Diminished BLC secretion in NIK^−/− cells. BMDM were stimulated for 24 h (LPS, 0.04 ng/ml; MDP, 20 μg/ml) and the production of cytokine and chemokine were determined by specific ELISA. Data are presented as means ± standard deviations of triplicate wells. *, P < 0.05, and **, P < 0.01, for cytokine concentrations from knockout mice compared with data from wild-type mice. Results are representative of three independent experiments.

FIG. 6.

Helicobacter infection induced BLC gene activation and chemokine secretion in a NIK-dependent manner. (A) BMDM were infected with H. felis at the indicated multiplicity of infection (MOI) for 24 h, and induction of cytokines was detected with specific ELISA kits.

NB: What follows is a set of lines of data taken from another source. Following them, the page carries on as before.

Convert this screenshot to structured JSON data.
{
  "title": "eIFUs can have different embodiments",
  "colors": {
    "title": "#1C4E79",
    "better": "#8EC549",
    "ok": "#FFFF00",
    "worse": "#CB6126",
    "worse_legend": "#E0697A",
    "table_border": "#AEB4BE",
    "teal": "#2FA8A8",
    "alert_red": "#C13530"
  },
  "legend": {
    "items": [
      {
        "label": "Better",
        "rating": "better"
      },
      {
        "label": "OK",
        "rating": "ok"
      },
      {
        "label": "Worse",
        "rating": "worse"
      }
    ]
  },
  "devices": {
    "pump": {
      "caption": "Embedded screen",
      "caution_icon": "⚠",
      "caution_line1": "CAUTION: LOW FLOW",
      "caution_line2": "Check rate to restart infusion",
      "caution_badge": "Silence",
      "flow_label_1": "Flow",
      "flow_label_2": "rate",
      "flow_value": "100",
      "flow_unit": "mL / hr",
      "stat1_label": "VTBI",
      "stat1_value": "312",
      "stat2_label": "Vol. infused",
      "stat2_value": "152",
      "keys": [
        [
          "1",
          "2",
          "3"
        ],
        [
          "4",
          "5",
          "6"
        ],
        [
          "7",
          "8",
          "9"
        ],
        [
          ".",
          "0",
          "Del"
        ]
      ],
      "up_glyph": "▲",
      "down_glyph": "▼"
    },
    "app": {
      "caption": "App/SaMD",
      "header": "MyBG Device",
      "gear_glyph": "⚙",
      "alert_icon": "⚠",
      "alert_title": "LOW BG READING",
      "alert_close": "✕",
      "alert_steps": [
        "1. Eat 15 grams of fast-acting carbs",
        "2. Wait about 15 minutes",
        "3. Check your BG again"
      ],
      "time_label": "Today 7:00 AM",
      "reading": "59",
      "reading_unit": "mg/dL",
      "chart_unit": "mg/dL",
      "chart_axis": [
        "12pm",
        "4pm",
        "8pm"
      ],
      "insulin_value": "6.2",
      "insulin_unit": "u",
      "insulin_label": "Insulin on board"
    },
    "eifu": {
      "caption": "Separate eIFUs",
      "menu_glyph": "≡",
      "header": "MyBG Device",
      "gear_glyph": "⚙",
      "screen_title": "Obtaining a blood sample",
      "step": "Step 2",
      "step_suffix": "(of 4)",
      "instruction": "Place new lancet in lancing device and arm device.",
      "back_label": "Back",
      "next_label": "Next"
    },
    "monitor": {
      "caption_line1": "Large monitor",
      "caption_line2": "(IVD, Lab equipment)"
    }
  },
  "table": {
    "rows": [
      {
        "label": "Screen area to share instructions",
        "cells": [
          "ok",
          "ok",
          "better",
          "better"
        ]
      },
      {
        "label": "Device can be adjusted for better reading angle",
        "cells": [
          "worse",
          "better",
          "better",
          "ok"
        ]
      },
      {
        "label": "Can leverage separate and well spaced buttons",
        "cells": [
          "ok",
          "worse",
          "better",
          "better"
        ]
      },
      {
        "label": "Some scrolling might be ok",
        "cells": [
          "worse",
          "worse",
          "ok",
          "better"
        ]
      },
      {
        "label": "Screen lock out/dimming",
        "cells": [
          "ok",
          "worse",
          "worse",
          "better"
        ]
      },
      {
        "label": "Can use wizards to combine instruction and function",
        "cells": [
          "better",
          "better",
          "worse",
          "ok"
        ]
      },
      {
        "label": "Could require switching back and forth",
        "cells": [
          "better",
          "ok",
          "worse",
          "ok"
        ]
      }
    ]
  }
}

Data are presented as means ± standard deviations of triplicate wells. Results are representative of three independent experiments. (B) BMDM were infected with H. felis at the indicated multiplicity of infection (MOI) for 24 h. Relative gene expression was detected by real-time PCR. Data are presented as means ± standard deviations of triplicate wells. **, P < 0.01 for cytokine concentrations from knockout mice compared with data from wild-type mice. Results are representative of three independent experiments.